What infosec can learn from the Greek elections

Sometimes disruption just happens. It occurs when something creates a dramatic change of direction, and examples are all around us: the introduction of the GUI, the iPod and the iPhone, the Tesla Model S, the cloud. The Greek election may be one too, if the threats made are being put forward into action.

From an infosec perspective, the importance of disruption must not be forgotten. As technology is created, new markets open, old markets close, new opportunities arise and threats emerge. If we as security professionals lose sight of that fact, we quickly lose our purpose and edge, and we put our employers at risk.

We may look at the election in Greece with different perspectives. From inside Greece, the disruption of a new leadership provides much needed hope in a desperate situation. The promissed benefits carried by the change far outweigh the costs of keeping a status quo. In infosec we may apply similar approaches when dealing with security awareness, and when implementing new technologies to reduce the stressful situations faced by end users.

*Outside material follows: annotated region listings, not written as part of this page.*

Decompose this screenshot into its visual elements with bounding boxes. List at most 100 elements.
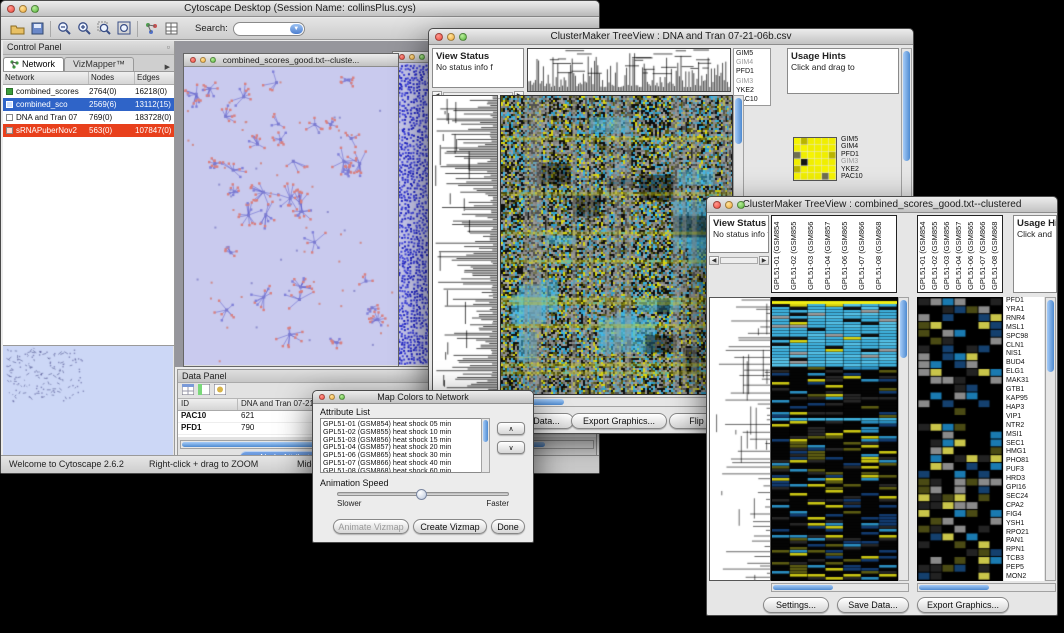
save-data-button[interactable]: Save Data... (837, 597, 909, 613)
gene-label[interactable]: KAP95 (1006, 395, 1044, 404)
settings-button[interactable]: Settings... (763, 597, 829, 613)
search-input[interactable]: ▼ (233, 22, 305, 36)
zoom-button[interactable] (737, 201, 745, 209)
gene-label[interactable]: YKE2 (736, 86, 770, 95)
network-tree-row[interactable]: DNA and Tran 07 769(0) 183728(0) (3, 111, 174, 124)
tab-vizmapper[interactable]: VizMapper™ (64, 57, 134, 71)
slider-knob[interactable] (416, 489, 427, 500)
gene-label[interactable]: SEC1 (1006, 440, 1044, 449)
column-header-label[interactable]: GPL51-07 (GSM866 (857, 216, 874, 292)
animate-vizmap-button[interactable]: Animate Vizmap (333, 519, 409, 534)
attribute-item[interactable]: GPL51-06 (GSM865) heat shock 30 min (323, 451, 487, 459)
gene-label[interactable]: GIM3 (736, 77, 770, 86)
gene-label[interactable]: PFD1 (736, 67, 770, 76)
move-down-button[interactable]: ∨ (497, 441, 525, 454)
heatmap-v-scrollbar[interactable] (898, 297, 909, 581)
close-button[interactable] (399, 54, 405, 60)
column-header-label[interactable]: GPL51-04 (GSM857 (823, 216, 840, 292)
gene-label[interactable]: MON2 (1006, 573, 1044, 581)
main-title-bar[interactable]: Cytoscape Desktop (Session Name: collins… (1, 1, 599, 17)
gene-label[interactable]: FIG4 (1006, 511, 1044, 520)
attribute-item[interactable]: GPL51-04 (GSM857) heat shock 20 min (323, 443, 487, 451)
network-tree-row[interactable]: combined_scores 2764(0) 16218(0) (3, 85, 174, 98)
heatmap-h-scrollbar[interactable] (500, 397, 733, 407)
animation-speed-slider[interactable] (337, 492, 509, 496)
minimize-button[interactable] (329, 394, 335, 400)
attribute-item[interactable]: GPL51-07 (GSM866) heat shock 40 min (323, 459, 487, 467)
gene-label[interactable]: GPI16 (1006, 484, 1044, 493)
zoom-button[interactable] (31, 5, 39, 13)
gene-label[interactable]: RNR4 (1006, 315, 1044, 324)
gene-label[interactable]: PFD1 (1006, 297, 1044, 306)
table-icon[interactable] (182, 382, 194, 400)
map-colors-title-bar[interactable]: Map Colors to Network (313, 391, 533, 404)
column-header-label[interactable]: GPL51-01 (GSM854 (918, 216, 930, 292)
export-graphics-button[interactable]: Export Graphics... (917, 597, 1009, 613)
zoom-h-scrollbar[interactable] (917, 583, 1056, 592)
row-dendrogram[interactable] (709, 297, 771, 581)
zoom-selected-icon[interactable] (94, 20, 114, 38)
gene-label[interactable]: PEP5 (1006, 564, 1044, 573)
zoom-button[interactable] (459, 33, 467, 41)
gene-label[interactable]: PHO81 (1006, 457, 1044, 466)
gene-label[interactable]: CLN1 (1006, 342, 1044, 351)
gene-label[interactable]: MSI1 (1006, 431, 1044, 440)
network-tree-row[interactable]: sRNAPuberNov2 563(0) 107847(0) (3, 124, 174, 137)
import-table-icon[interactable] (214, 382, 226, 400)
minimize-button[interactable] (19, 5, 27, 13)
zoom-out-icon[interactable] (54, 20, 74, 38)
gene-label[interactable]: RPN1 (1006, 546, 1044, 555)
move-up-button[interactable]: ∧ (497, 422, 525, 435)
gene-label[interactable]: GIM4 (736, 58, 770, 67)
zoom-button[interactable] (339, 394, 345, 400)
attribute-list[interactable]: GPL51-01 (GSM854) heat shock 05 minGPL51… (320, 418, 490, 473)
zoom-button[interactable] (419, 54, 425, 60)
gene-label[interactable]: SEC24 (1006, 493, 1044, 502)
minimize-button[interactable] (447, 33, 455, 41)
column-dendrogram[interactable] (527, 48, 731, 92)
attribute-item[interactable]: GPL51-03 (GSM856) heat shock 15 min (323, 436, 487, 444)
gene-label[interactable]: YRA1 (1006, 306, 1044, 315)
tab-overflow-arrow[interactable]: ▶ (161, 63, 174, 71)
gene-label[interactable]: NIS1 (1006, 350, 1044, 359)
gene-label[interactable]: PAN1 (1006, 537, 1044, 546)
heatmap[interactable] (500, 95, 733, 395)
treeview2-title-bar[interactable]: ClusterMaker TreeView : combined_scores_… (707, 197, 1057, 213)
attribute-list-scrollbar[interactable] (481, 418, 490, 473)
gene-label[interactable]: HMG1 (1006, 448, 1044, 457)
attribute-item[interactable]: GPL51-02 (GSM855) heat shock 10 min (323, 428, 487, 436)
search-dropdown-icon[interactable]: ▼ (290, 24, 303, 34)
gene-label[interactable]: HAP3 (1006, 404, 1044, 413)
zoom-button[interactable] (210, 57, 216, 63)
select-attributes-icon[interactable] (198, 382, 210, 400)
save-session-icon[interactable] (27, 20, 47, 38)
minimize-button[interactable] (200, 57, 206, 63)
export-graphics-button[interactable]: Export Graphics... (571, 413, 667, 429)
network-view-title-bar[interactable]: combined_scores_good.txt--cluste... (184, 54, 398, 67)
column-header-label[interactable]: GPL51-03 (GSM856 (942, 216, 954, 292)
column-header-label[interactable]: GPL51-03 (GSM856 (806, 216, 823, 292)
gene-label[interactable]: RPO21 (1006, 529, 1044, 538)
heatmap-h-scrollbar[interactable] (771, 583, 909, 592)
column-header-label[interactable]: GPL51-06 (GSM865 (966, 216, 978, 292)
column-header-label[interactable]: GPL51-08 (GSM868 (990, 216, 1002, 292)
gene-label[interactable]: MAK31 (1006, 377, 1044, 386)
heatmap[interactable] (771, 297, 898, 581)
network-tree-row[interactable]: combined_sco 2569(6) 13112(15) (3, 98, 174, 111)
tab-network[interactable]: Network (3, 57, 64, 71)
scroll-left-icon[interactable]: ◀ (709, 256, 719, 265)
correlation-matrix[interactable] (793, 137, 837, 181)
column-header-label[interactable]: GPL51-06 (GSM865 (840, 216, 857, 292)
column-header-label[interactable]: GPL51-02 (GSM855 (789, 216, 806, 292)
treeview1-right-scrollbar[interactable] (901, 48, 912, 208)
close-button[interactable] (190, 57, 196, 63)
scroll-right-icon[interactable]: ▶ (759, 256, 769, 265)
treeview1-title-bar[interactable]: ClusterMaker TreeView : DNA and Tran 07-… (429, 29, 913, 45)
attribute-item[interactable]: GPL51-08 (GSM868) heat shock 60 min (323, 467, 487, 473)
treeview2-nav-controls[interactable]: ◀▶ (709, 255, 769, 265)
column-header-label[interactable]: GPL51-01 (GSM854 (772, 216, 789, 292)
grid-icon[interactable] (161, 20, 181, 38)
gene-list-scrollbar[interactable] (1045, 297, 1056, 581)
annotation-icon[interactable] (141, 20, 161, 38)
create-vizmap-button[interactable]: Create Vizmap (413, 519, 487, 534)
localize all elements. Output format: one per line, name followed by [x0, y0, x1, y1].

We should also understand the opposite of hope – despair – which is caused when people are forced into doing something they do not enjoy, understand or find easy to do – for example having to change their 16-character long password every month.

From outside Greece, the disruption is a threat – financially (what if Greece is not paying their debts), and politically (what will happen to the Euro, and the EU should Greece choose not to pay). Politics aside, let us consider how external threats may impact your security.

In a normal situation, an external threat may be positive for internal morale. It creates an out-group (a group we are not a member of) that becomes a common target for our group, motivating us to face the threat and overcome it. The challenge arises when the outside threat is considered too large, and we end up feeling unable to handle it. When this happens, our in-group quickly becomes demotivated, fatalistic and even destructive. This kind of group is your worst enemy, as it will tear apart all your security efforts. It will oppose you, sabotage your policies, tools and trainings.

How do you handle a demotivated, fatalistic and destructive workforce? How do you turn them around? The short answer is change the culture. Before you can change the culture, you need to map the current one, and design your new culture. You need a high level of situational awareness in your analytics, and most likely, you are not the best suited person to do all these things. Instead, you may want to bring on board an organizational theorist, or at a very minimum work closely with HR.

You can approach a difficult group with disruption too. Planned correctly and executed well, you can change the culture quickly. That is not to say that you should not monitor the new culture as it evolves, you need to control that change.

Revisiting the Greek election, we may be seeing a sort of disruption that will steer the ship back onto the right course. It is not a given, though, as every disruption carries the risk of not succeeding. Or in the words of disruption: something must give way – the change, or the status quo!